La trucha debe nadar 3 veces
Algunos pescadores aseguran que la trucha debe nadar tres veces. La primera vez en el agua, la segunda en aceite y la tercera en vino. Por ello, durante sus salidas, la caña de pescar viaja acompañada por una sartén, un buen aceite y al menos una botellita de vino. En determinadas lugares, durante la temporada de pesca, está permitido extraer un pescado por día, el cual se consume preparado en la sartén, a la parrilla o al asador, de múltiples maneras.
También en numerosos restaurantes de Bariloche la trucha constituye un plato típico y se ofrece con diferentes cocciones y guarniciones, a lo largo de todo el año. Las truchas son todas similares y provienen de criaderos. Pesan entre 300 y 400 gramos y se caracterizan por tener una carne blanca, muy sabrosa.
La trucha admite muchas preparaciones: asada a la parrilla, a la plancha, al horno, en sartén (frita), envuelta en papel aluminio (a la parrilla o al horno), al vapor y en caldo. Admite variedad de guarniciones y salsas.

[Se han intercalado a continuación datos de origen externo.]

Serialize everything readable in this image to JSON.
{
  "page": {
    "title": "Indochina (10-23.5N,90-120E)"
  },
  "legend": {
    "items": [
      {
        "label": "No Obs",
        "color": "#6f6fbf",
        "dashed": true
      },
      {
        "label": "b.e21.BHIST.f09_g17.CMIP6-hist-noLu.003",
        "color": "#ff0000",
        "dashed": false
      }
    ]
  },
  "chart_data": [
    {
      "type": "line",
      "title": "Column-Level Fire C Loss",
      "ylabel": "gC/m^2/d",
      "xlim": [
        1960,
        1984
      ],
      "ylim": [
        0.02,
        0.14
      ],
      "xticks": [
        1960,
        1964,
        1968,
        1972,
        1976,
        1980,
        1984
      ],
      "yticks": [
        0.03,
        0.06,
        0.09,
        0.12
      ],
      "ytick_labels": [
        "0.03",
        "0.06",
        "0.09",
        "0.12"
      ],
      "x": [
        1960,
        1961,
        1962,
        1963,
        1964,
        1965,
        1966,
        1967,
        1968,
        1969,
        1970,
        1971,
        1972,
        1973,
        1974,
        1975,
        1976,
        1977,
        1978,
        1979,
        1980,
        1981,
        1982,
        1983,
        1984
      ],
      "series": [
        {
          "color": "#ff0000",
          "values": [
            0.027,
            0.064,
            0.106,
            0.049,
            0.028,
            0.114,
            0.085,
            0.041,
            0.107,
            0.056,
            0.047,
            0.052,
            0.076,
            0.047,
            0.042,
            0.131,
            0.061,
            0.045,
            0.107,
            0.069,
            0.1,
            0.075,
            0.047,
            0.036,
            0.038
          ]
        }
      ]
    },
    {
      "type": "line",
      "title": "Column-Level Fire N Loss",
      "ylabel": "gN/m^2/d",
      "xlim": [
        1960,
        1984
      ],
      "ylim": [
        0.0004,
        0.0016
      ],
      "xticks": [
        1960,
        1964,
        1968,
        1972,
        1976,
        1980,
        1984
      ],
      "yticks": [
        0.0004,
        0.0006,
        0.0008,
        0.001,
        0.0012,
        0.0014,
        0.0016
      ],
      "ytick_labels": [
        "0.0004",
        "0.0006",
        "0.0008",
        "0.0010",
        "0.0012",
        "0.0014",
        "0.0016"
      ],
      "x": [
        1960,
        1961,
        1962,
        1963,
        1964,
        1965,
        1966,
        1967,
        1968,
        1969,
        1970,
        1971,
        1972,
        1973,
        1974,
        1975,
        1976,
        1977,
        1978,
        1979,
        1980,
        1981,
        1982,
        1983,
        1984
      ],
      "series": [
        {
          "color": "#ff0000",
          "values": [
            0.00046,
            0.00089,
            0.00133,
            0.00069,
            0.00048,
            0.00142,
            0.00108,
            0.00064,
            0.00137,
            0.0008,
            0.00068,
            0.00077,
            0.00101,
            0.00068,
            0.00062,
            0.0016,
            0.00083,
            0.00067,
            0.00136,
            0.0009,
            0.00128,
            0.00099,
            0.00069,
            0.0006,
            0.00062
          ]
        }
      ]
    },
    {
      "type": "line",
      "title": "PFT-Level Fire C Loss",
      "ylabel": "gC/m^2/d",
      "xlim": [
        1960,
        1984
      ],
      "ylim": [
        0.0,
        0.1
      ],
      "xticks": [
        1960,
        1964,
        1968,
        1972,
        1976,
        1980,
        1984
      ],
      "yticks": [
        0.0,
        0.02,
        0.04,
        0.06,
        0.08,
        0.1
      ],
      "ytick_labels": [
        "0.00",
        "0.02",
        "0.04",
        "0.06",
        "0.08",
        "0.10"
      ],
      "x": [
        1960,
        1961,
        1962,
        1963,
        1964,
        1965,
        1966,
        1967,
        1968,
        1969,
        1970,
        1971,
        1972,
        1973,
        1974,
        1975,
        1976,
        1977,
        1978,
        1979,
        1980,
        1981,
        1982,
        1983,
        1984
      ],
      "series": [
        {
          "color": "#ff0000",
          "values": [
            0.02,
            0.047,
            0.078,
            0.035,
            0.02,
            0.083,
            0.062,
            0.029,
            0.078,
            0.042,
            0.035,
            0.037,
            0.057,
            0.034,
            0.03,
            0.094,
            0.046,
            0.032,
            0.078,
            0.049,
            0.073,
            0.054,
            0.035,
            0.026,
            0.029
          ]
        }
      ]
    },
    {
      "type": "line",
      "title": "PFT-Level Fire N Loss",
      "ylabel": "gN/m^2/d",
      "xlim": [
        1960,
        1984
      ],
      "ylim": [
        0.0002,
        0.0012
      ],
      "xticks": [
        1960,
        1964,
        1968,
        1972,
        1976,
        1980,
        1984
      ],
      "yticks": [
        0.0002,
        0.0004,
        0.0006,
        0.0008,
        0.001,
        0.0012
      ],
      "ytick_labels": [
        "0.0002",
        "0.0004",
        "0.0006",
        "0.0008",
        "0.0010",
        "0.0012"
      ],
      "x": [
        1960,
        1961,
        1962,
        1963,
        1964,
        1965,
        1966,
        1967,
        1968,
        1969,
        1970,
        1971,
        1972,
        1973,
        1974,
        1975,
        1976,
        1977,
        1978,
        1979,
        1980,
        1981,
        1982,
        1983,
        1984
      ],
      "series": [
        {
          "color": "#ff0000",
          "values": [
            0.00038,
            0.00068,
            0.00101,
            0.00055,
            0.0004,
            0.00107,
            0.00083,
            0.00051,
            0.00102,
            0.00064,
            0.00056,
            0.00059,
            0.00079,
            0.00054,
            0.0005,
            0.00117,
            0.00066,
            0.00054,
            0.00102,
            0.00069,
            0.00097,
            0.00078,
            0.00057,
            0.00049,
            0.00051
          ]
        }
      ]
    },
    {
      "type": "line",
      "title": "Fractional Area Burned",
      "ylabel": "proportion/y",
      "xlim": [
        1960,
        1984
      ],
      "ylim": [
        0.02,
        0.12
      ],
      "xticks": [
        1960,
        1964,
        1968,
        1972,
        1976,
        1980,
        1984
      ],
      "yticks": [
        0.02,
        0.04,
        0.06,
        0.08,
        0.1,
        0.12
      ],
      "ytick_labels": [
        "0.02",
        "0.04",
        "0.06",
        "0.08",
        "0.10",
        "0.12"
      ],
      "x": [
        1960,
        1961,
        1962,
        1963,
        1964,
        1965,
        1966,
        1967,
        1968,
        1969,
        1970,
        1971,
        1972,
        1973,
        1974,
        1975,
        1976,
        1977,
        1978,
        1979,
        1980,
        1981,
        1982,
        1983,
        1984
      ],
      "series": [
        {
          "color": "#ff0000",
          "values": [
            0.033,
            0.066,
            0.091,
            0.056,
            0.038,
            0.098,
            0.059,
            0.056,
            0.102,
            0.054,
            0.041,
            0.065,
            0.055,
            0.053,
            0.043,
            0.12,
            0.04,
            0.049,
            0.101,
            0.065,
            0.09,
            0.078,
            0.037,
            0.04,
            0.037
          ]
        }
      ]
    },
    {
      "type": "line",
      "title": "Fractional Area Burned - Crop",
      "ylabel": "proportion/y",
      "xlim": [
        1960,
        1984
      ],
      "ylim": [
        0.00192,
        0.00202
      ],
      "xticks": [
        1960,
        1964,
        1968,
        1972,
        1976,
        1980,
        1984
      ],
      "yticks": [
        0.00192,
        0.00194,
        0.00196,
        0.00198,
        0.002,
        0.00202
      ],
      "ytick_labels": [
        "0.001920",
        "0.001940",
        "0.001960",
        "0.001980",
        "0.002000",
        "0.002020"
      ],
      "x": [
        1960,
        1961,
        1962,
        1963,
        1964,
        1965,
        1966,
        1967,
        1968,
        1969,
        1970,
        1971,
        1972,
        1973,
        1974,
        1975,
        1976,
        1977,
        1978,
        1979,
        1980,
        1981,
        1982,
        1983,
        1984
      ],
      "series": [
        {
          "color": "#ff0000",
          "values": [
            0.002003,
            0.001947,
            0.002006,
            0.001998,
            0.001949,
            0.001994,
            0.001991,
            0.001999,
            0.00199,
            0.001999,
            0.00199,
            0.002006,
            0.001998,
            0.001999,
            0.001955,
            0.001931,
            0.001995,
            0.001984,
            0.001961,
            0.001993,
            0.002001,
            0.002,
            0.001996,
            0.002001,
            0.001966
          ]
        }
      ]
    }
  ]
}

La trucha comprada ya viene lista para cocinar. No obstante, si la pescamos, debemos limpiarla previamente. Para ello hay que cortarle las aletas, sacar las escamas y extraer sus viseras. Lo ideal es cortar las aletas con una tijera y las escamas se retiran raspando con un cuchillo. Se abre el vientre, hasta la cola, y se extraen todas las tripas. Estas tres cosas son sencillas. Más difícil es desespinar la trucha, para lo cual se debe partir su espinazo cerca de la cabeza y se tira de él hacía la cola.
En campamento la trucha se puede preparar a la parrilla, condimentada con un poco de sal, una pizca de pimienta y limón. Una trucha pequeña se cocina en pocos minutos, a fuego moderado. También se puede preparar envuelta en papel de aluminio, sobre la parrilla o en las brazas. En este caso es recomendable salarla y acompañarla con un trozo de manteca y unas gotas de aceite. Asimismo se pueden agregar condimentos a gusto.
Si optamos por freirla en aceite, es recomendable enharinarla antes. Va muy bien con ensaladas, papas al natural o puré de batatas. Es fácil y rápido de preparar.
En los restaurantes de Bariloche las truchas se sirven acompañadas por salsas. En La Jirafa, Jauja, Breogán y La Vizcacha tienen media docena de variedades cada uno. De los cien restaurantes que figuran en Visión Gourmet, más de la mitad ofrecen truchas. En época de pesca, algunos restaurantes preparan la trucha cobrada por los pescadores; en La Jirafa, aseguran que se suelen cocinar truchas de hasta cinco kilos.
En este lugar una de las especialidades es la trucha al roquefort, cocinándose el pescado en el horno con sal, pimienta y manteca. Una vez cocida se acompaña con una salsa preparada con crema y queso roquefort y se acompaña con arroz azafranado.
Otra variedad muy clásica es la salsa de champignones, con zanahorias hervidas y papas al natural. La salsa se prepara en una cacerola o sartén con manteca, a la cual se agregan 150 centilitros de vino blanco, una docena de champignones medianos cortados, un poco de perejil, sal y pimienta a gusto.
En La Vizcacha la trucha se coloca en papel metalizado, se acompaña con manteca, limón, un poquito de aceite de oliva, crema de lecha, nueces picadas y sal. Así se cocina a la parrilla a fuego suave y se sirve acompañada por una guarnición de puré, papas al natural, o a la crema.
En Bariloche también se puede adquirir truchas ahumadas, un verdadero manjar. La trucha viene lista para el consumo y suele ser incluida en picadas y entradas. Va muy bien con el vino tinto.